ChatGpt's strength is also its biggest flaw The new chatbot has conquered the internet and demonstrated how engaging conversational Ai can be, even when it invents facts

Thanks to us

But if so, why ChatGPT and other similar tools often write sensible things, instead of producing sentences without logic on every occasion? Again Gary Marcus explains how the merit is not so much of ChatGPT, but of us human beings. “The huge database that ChatGPT has access to consists entirely of human-speech language with utterances that (usually) are based on the real world.” As a result, ChatGPT often seems to be saying things that make sense because it is piecing together – recomposing – things actually said by real people. Furthermore, ChatGPT uses statistics to understand (even with the errors we have seen) which properties are more likely to combine correctly with others.

From a certain point of view, ChatGPT is the king of supercazzole: phrases that seem to make sense even though they lack it, but constructed in a way that can deceive those who don't know the topic being talked about. As the Tech Review explains, “it still requires a user to acknowledge a wrong answer or misunderstood question.
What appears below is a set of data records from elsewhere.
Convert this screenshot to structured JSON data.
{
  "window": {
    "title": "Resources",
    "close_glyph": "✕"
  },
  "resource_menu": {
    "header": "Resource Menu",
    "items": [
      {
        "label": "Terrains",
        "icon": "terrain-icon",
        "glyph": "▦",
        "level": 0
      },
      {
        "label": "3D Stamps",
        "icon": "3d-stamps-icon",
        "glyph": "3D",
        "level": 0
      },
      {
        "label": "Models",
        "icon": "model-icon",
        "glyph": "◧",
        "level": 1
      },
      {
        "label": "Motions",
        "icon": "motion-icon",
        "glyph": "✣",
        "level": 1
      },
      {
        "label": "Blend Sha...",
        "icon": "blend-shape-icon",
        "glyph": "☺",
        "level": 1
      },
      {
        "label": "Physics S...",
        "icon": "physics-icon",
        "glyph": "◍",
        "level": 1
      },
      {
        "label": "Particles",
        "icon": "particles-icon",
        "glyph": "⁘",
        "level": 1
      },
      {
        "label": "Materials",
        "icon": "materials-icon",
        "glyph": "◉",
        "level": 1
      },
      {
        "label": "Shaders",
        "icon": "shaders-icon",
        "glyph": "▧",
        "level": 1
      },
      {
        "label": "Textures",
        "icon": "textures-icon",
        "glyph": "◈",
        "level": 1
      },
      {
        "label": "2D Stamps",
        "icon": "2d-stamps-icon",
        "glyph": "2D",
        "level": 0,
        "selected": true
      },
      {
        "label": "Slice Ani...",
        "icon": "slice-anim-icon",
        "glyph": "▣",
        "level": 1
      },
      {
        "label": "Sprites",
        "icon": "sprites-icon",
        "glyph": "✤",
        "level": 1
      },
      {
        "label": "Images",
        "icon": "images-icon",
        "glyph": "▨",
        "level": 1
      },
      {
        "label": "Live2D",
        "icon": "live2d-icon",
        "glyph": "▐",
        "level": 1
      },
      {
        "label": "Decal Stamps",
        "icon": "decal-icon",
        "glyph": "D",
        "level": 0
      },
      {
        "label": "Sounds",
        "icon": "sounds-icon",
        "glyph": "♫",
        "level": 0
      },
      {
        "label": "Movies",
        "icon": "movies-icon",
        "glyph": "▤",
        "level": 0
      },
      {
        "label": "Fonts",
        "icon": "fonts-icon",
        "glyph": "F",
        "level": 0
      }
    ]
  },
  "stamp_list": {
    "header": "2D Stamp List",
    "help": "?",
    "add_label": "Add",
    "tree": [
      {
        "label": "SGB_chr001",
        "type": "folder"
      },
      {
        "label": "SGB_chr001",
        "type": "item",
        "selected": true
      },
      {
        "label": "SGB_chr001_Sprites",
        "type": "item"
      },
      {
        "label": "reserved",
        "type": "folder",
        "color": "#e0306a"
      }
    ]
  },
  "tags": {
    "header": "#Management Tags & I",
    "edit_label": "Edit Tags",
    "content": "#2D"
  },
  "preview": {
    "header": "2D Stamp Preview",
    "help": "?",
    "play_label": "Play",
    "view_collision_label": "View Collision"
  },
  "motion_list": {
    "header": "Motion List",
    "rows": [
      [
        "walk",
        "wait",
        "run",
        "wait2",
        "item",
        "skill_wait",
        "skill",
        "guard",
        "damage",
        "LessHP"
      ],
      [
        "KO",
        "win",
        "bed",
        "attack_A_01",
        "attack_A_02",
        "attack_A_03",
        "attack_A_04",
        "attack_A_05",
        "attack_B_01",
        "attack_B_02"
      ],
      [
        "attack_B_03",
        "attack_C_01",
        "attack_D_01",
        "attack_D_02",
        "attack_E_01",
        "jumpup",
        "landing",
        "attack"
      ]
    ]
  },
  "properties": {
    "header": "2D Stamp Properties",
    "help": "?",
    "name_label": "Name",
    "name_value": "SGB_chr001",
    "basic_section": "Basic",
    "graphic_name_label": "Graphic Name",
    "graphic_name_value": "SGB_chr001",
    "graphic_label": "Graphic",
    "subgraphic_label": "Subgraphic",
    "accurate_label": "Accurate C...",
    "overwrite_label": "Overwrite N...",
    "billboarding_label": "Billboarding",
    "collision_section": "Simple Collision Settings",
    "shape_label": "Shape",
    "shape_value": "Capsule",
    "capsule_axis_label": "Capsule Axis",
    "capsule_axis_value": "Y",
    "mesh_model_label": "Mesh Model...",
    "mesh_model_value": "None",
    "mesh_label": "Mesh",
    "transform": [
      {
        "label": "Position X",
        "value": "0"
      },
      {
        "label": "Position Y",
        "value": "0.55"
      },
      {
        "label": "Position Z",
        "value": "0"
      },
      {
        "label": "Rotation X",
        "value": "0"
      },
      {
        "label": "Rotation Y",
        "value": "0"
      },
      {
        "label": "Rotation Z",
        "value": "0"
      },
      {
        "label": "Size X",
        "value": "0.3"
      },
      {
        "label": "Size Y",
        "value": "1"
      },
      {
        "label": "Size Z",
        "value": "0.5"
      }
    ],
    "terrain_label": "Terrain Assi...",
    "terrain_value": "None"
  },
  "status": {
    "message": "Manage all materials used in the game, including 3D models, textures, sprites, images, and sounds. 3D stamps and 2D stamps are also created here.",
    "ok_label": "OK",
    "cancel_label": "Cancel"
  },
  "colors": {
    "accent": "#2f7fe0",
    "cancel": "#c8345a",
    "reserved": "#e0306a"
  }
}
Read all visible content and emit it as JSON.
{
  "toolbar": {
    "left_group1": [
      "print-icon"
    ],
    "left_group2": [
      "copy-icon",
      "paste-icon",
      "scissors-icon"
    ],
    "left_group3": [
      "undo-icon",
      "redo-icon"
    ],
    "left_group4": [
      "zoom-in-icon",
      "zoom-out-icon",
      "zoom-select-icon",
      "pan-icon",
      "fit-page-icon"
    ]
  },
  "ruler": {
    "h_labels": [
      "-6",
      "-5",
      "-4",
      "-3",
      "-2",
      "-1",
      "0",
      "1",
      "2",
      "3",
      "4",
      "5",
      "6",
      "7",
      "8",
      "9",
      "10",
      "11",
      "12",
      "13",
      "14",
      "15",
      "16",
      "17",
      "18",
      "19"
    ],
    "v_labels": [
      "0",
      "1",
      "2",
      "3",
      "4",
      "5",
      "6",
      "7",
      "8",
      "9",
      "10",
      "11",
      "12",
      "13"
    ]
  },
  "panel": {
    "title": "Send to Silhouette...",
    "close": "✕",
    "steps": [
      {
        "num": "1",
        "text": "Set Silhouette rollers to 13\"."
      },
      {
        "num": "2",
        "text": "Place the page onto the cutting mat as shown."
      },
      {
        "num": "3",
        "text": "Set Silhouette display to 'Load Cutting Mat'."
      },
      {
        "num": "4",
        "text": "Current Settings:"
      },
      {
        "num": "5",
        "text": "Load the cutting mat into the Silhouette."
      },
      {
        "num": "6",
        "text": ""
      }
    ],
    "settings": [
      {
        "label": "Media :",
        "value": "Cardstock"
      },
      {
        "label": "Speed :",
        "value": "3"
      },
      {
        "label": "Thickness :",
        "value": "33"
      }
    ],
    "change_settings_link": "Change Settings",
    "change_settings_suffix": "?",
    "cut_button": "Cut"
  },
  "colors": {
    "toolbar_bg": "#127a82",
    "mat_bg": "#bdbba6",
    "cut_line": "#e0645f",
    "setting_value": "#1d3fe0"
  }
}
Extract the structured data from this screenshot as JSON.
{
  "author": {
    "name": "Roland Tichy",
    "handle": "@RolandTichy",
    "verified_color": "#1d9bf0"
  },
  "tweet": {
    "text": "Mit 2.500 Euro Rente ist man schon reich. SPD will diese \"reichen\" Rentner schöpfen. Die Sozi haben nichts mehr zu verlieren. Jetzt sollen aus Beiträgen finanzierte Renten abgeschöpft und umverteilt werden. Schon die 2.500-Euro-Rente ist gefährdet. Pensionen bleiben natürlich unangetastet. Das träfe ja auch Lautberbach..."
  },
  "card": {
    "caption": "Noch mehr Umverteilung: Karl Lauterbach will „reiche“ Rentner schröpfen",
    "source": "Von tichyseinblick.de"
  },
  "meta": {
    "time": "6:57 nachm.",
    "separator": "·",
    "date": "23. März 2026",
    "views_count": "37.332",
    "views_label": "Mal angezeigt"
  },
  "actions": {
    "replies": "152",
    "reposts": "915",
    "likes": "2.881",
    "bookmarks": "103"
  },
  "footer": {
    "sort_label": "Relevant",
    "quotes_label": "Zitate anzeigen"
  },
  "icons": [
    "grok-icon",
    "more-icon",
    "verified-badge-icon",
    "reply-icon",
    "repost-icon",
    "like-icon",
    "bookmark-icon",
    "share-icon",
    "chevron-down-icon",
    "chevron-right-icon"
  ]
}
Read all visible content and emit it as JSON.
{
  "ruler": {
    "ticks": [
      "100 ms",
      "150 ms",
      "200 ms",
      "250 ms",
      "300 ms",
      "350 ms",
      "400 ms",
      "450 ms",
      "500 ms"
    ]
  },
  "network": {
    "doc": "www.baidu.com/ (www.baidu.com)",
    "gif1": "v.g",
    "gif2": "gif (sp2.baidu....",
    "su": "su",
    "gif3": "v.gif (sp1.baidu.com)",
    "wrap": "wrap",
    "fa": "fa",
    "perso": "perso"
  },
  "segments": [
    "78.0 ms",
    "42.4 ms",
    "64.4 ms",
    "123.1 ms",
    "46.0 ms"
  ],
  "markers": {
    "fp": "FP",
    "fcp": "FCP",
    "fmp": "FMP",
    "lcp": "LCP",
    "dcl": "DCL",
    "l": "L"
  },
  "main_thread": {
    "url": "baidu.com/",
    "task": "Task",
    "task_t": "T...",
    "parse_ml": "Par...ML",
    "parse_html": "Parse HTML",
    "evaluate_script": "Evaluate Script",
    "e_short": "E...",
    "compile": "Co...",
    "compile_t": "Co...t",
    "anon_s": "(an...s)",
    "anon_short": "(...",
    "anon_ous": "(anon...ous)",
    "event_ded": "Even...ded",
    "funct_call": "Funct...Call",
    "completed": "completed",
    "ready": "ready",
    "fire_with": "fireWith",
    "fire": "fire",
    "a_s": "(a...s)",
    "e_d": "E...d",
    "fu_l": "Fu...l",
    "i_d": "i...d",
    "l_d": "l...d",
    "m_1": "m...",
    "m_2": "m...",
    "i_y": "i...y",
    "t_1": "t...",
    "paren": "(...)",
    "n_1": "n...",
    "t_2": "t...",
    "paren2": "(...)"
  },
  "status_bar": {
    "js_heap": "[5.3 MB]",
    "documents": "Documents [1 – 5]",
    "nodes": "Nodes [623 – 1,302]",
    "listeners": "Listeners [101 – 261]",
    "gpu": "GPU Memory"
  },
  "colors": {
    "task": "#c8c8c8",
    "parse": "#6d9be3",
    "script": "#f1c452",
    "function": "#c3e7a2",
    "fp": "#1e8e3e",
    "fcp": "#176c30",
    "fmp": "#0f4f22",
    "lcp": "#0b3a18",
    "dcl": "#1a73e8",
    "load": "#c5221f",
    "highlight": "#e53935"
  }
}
However, this approach doesn't work if we want to ask a model like GPT something we don't already know the answer to" .

And that's why, unlike what is claimed by many parties, ChatGPT cannot replace engines research, because unless we always ask questions related to issues we are already well versed on, we have no way of knowing if the answer ChatGPT is providing us is correct or made up.

Google, although not always very reliable, can sleep peacefully for the moment: “There is no way to train a large language model to separate fact from fiction. And creating a model that is more cautious in providing answers would often prevent it from also giving answers that would later prove to be correct" , explained OpenAI technology manager Mira Murati.

OpenAI is also working on another system , called WebGPT , which can search the web for requested information and also provide the sources used. ChatGPT could be updated to get this ability in a matter of months. For the moment, however, it is advisable not to trust in any way the information obtained with this software: more than Google, ChatGPT seems to compete with Count Lello Mascetti.